Verschiedene Anträge wollten die Formulierung von Bundesrat und Kommissionsmehrheit
entweder eingrenzen oder ausweiten. FDP, SVP, Liberale und Freiheitspartei wollten
zusätzlich eine glaubhafte Darlegung der Gewissensgründe "unter Berufung auf
ethische Grundwerte". Dieser Antrag unterlag mit 91 gegen 69 Stimmen. Der Vorschlag
von Bundesrat und Kommission setzte sich auch gegenüber Anträgen von Gross (S, ZH) und
Baumann (G, BE) in Richtung freier Wahl zwischen Militär- und Zivildienst durch. Weitere
umstrittene Punkte, in denen sich die Linie von Bundesrat und Kommissionsmehrheit
durchsetzte, waren die Dauer des Zivildienstes und die Ausgestaltung des
Zulassungsverfahrens. Die Möglichkeit von Auslandeinsätzen wurde eingeschränkt: sie
sollen nur ausnahmsweise zulässig sein. Ergänzend aufgenommen wurde eine Bestimmung,
nach welcher zivildienstpflichtige Personen in ausserordentlichen Lagen in gleicher Weise
zu weiteren Einsätzen aufgeboten werden wie Militärdienstleistende. In der
Gesamtabstimmung lautete das Ergebnis 118 für und 17 Stimmen gegen das neue Gesetz.
Auch im Ständerat wurde die Vorlage wohlwollend
aufgenommen und in der Gesamtabstimmung ohne Gegenstimme verabschiedet.
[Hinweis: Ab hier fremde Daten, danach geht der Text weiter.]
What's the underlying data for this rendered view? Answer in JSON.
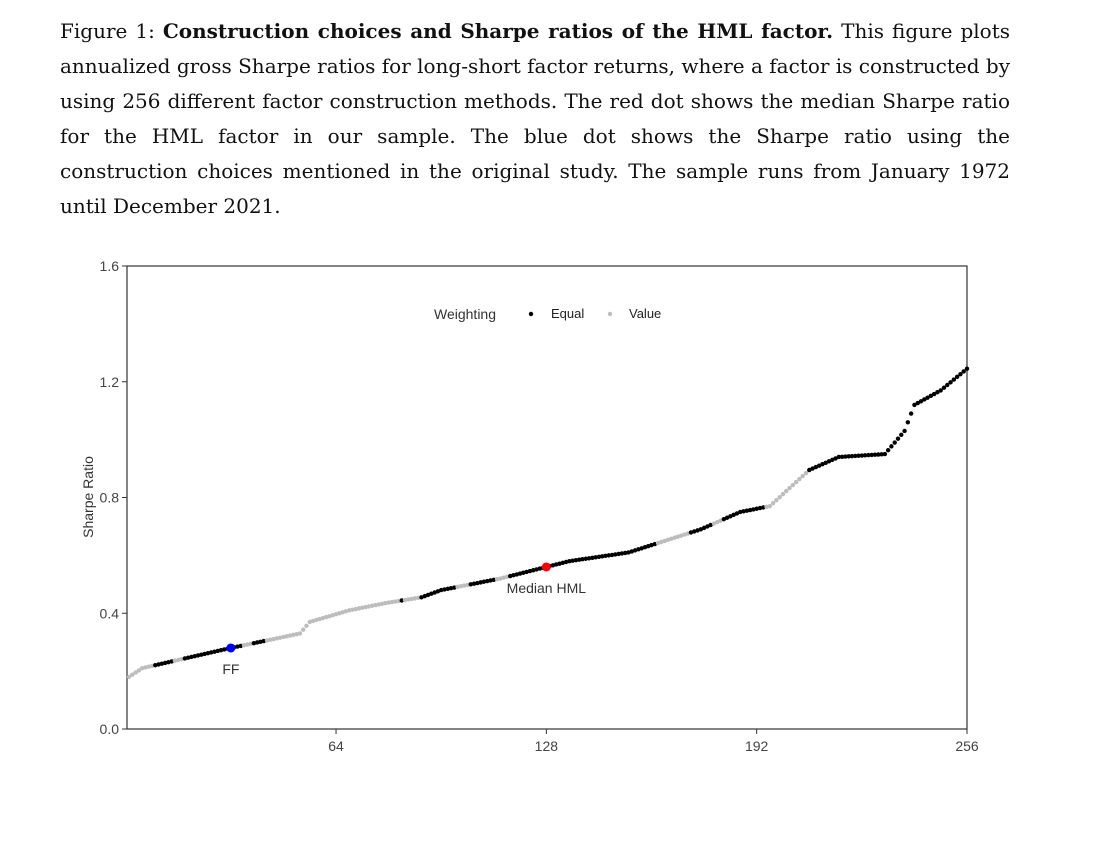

Die
Sicherheitspolitische Kommission wollte in einem entscheidenen Punkt von der Fassung von
Bundesrat und Nationalrat abweichen. Sie schlug vor, lediglich "ethische oder
religiöse" Gewissensgründe zuzulassen. Für Loretan (R, AG) war klar, dass
sogenannt politsche Verweigerer im Zivildienst nichts zu suchen hätten. Anderer Meinung
war unter anderem Rhinow (R, BL): "Die versuchte Ausklammerung politischer Motive
wäre sogar verheerend, denn sie würde Politik als solche von der Ethik abkoppeln, als
unethisches Unterfangen disqualifizieren." Mit 31 gegen 5 Stimmen lehnte der Rat den
Antrag seiner Kommission ab. Bei den anderen Anträgen folgte er jedoch der Kommission. So
wurde z.B. im Unterschied zum Nationalrat beschlossen, dass sich die Gesuchsteller in
jedem Fall einer persönlichen Anhörung durch die Zulassungskommission zu unterziehen
haben.
Diese Frage war in der Differenzbereinigung am
umstrittensten. Der Nationalrat wollte dem Ständerat zuerst nicht folgen, gab aber nach
dem Beharren der kleinen Kammer nach.